Ora, mais uma vez, não é minimamente credível, face às regras da experiência comum de vida, que uma pessoa que casa com uma residente de Macau, em 2004, com a qual tem filhos em 2009 e 2011, esteja tantos anos seguidos sem se deslocar de Taiwan a Macau, onde os seus filhos nasceram e vivem, e onde a esposa sempre tem vivido e trabalhado, apesar da evidente facilidade de deslocações, em termos de frequência e custos, entre os dois territórios.

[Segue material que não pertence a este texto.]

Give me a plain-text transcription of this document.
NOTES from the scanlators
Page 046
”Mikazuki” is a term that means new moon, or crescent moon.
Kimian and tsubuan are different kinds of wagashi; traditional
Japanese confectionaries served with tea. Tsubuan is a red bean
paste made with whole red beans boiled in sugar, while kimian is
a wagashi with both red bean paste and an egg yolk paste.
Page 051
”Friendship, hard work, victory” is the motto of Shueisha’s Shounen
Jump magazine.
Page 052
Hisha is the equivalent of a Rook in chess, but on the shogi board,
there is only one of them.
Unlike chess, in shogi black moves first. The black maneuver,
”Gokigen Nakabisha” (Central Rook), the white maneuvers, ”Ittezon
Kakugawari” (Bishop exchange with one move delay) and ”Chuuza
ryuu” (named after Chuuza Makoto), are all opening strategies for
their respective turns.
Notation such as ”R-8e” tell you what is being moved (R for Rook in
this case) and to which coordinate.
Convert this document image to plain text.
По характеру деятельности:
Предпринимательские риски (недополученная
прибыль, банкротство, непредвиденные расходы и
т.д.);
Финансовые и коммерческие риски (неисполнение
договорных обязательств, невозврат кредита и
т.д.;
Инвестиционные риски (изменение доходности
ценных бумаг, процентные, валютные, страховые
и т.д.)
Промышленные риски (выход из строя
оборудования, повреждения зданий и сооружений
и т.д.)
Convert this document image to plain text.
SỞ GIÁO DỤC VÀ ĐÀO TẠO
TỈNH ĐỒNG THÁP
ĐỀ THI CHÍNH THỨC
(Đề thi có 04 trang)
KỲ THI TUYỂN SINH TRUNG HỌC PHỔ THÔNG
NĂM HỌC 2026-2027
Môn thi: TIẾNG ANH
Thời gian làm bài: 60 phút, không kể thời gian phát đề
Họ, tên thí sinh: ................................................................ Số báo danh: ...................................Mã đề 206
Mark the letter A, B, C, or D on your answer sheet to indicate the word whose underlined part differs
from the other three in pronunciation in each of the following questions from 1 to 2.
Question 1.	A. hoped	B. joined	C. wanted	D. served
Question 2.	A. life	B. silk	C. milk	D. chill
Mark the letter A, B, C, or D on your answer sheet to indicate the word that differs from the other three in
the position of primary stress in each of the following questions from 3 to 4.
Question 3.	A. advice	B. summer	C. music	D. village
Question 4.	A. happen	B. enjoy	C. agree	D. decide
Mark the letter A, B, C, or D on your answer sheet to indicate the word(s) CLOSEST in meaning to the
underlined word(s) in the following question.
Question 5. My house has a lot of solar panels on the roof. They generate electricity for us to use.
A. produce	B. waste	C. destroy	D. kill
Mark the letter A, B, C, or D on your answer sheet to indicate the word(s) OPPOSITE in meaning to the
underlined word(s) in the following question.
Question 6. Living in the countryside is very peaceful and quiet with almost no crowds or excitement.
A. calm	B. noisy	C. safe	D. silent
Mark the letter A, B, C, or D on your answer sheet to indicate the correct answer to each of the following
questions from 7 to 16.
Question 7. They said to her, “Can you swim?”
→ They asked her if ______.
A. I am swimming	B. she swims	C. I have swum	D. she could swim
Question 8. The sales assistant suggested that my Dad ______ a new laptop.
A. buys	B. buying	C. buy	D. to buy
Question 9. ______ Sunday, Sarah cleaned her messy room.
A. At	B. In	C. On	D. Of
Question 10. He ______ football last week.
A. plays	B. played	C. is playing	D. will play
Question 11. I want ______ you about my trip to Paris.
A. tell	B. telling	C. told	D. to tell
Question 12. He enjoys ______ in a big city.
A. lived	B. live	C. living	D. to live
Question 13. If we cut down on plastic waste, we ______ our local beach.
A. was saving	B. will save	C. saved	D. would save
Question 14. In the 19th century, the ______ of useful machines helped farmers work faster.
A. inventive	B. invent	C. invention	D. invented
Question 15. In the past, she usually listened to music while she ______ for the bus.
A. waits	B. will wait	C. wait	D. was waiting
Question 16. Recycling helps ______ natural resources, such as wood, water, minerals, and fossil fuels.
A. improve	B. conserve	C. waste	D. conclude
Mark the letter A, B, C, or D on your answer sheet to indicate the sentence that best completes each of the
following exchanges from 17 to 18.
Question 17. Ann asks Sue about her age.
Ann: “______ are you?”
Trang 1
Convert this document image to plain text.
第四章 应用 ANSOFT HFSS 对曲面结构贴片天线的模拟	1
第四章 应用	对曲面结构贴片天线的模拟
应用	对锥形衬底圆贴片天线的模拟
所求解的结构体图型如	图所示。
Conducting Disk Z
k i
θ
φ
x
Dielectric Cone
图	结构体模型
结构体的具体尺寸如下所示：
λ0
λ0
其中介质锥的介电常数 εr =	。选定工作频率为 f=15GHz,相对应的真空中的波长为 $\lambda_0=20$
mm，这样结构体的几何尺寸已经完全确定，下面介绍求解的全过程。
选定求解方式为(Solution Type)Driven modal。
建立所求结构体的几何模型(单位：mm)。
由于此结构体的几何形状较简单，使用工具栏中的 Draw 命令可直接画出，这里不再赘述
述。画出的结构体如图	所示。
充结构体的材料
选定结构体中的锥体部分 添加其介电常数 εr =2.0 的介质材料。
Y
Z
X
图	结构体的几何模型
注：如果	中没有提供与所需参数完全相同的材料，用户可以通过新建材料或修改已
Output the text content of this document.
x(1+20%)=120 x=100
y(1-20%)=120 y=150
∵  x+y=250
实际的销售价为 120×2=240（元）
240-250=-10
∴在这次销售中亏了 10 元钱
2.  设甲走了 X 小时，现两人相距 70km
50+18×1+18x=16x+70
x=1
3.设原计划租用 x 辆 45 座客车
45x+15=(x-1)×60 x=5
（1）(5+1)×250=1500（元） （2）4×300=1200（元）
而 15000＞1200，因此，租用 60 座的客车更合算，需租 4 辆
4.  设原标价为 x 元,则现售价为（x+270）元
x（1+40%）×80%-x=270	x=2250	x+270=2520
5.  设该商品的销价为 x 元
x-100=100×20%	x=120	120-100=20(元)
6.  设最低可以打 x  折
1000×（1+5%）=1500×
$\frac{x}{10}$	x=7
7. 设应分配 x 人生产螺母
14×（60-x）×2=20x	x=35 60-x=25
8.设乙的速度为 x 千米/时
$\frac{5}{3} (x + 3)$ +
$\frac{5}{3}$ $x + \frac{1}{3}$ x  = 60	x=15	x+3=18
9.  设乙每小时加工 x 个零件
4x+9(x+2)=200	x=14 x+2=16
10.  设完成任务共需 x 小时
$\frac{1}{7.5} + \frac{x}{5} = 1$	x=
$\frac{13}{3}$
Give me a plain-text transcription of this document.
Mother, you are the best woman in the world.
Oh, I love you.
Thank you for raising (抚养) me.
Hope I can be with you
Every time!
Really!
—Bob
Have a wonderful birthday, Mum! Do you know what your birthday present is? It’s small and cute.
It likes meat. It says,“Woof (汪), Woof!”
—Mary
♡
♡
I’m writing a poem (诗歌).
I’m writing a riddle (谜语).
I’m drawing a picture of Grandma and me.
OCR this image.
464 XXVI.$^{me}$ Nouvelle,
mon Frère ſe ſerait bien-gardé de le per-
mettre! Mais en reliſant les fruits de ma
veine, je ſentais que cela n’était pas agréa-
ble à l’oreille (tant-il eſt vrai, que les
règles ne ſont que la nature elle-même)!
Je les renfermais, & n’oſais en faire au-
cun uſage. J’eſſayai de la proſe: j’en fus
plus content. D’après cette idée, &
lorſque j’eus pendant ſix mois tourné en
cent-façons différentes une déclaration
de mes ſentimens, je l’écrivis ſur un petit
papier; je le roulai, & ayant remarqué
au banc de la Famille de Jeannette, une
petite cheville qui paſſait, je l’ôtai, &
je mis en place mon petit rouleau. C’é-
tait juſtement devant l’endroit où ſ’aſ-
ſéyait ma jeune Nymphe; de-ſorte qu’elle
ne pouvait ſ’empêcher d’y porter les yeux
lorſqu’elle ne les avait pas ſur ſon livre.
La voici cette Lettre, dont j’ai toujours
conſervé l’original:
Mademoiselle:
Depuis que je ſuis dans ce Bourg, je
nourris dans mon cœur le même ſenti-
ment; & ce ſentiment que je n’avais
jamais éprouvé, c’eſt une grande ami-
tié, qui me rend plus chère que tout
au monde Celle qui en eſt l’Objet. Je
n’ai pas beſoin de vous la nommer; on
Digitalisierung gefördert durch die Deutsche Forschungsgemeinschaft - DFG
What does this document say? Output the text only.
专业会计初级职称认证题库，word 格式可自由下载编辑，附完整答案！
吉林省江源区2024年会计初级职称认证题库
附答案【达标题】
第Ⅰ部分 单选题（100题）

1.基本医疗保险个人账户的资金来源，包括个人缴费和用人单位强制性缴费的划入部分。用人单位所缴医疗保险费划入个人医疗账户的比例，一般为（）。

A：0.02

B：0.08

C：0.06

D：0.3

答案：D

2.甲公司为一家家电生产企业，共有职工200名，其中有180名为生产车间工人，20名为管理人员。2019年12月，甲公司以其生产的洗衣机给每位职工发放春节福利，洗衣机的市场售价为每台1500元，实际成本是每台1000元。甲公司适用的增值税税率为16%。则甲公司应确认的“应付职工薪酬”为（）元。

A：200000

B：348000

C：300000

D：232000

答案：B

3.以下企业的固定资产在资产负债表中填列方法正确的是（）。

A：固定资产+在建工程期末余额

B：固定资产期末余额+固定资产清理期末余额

Pelo contrário, em face das regras da experiência comum de vida, os factos e as declarações do Requerente indicam fortemente que o mesmo soube da sua acusação pela autoridade Judiciária e subsequente condenação por tribunal de Macau e de que seria detido caso aqui pusesse os pés. E assim se explica, objectivamente, que o mesmo tenha estado mais de uma década sem entrar na RAEM, em "fuga" ao mandado de notificação da sentença que o condenou, sem sequer vir presenciar os nascimentos dos seus filhos, e que, justamente, só cá tenha voltado escassos dois meses depois de proferida a decisão judicial que reconheceu a prescrição criminal.
Assim,
Exercendo o poder discricionário que me está legalmente conferido, por via do n.º 1 do artigo 9.º da Lei n.º 4/2003, e da delegação de poderes operada por via do artigo 4.º do Regulamento Administrativo n.º 6/1999, com as alterações subsequentes, e da Ordem Executiva n.º 111/2014;
Atendendo a que o uso de regras de experiência comum, desde que apenas subordinado à razão e à lógica, é um critério de apreciação e de valoração de factos em sede de exercício de um poder discricionário em matéria administrativa;
Afirmando que a presunção de inocência, de que beneficiam todos os cidadãos, incluindo os não residentes, não pode transformar-se numa presunção de idoneidade / honorabilidade para os não residentes que requeiram o estatuto de residentes da RAEM;
Reconhecendo que o acto de recusa de autorização de residência a um não residente é susceptível de inutilizar as expectativas dos requerentes, em especial, como é o caso em apreço, quando os mesmos têm familiares residentes de Macau;
Mas tendo em conta, por outro lado, que a autoridade administrativa só pode/deve atribuir a autorização de residência a requerentes cujas qualidades pessoais e honorabilidade estejam fora de qualquer dúvida razoável e, portanto, em relação aos quais não esteja em causa, prognosticamente, a garantia de que serão cidadãos cumpridores das leis de Macau e dos valores de cidadania prevalentes na Região, e que, no caso concreto do Requerente A, essas condições não se mostram reunidas, decido indeferir o pedido de autorização de residência formulado pelo mesmo.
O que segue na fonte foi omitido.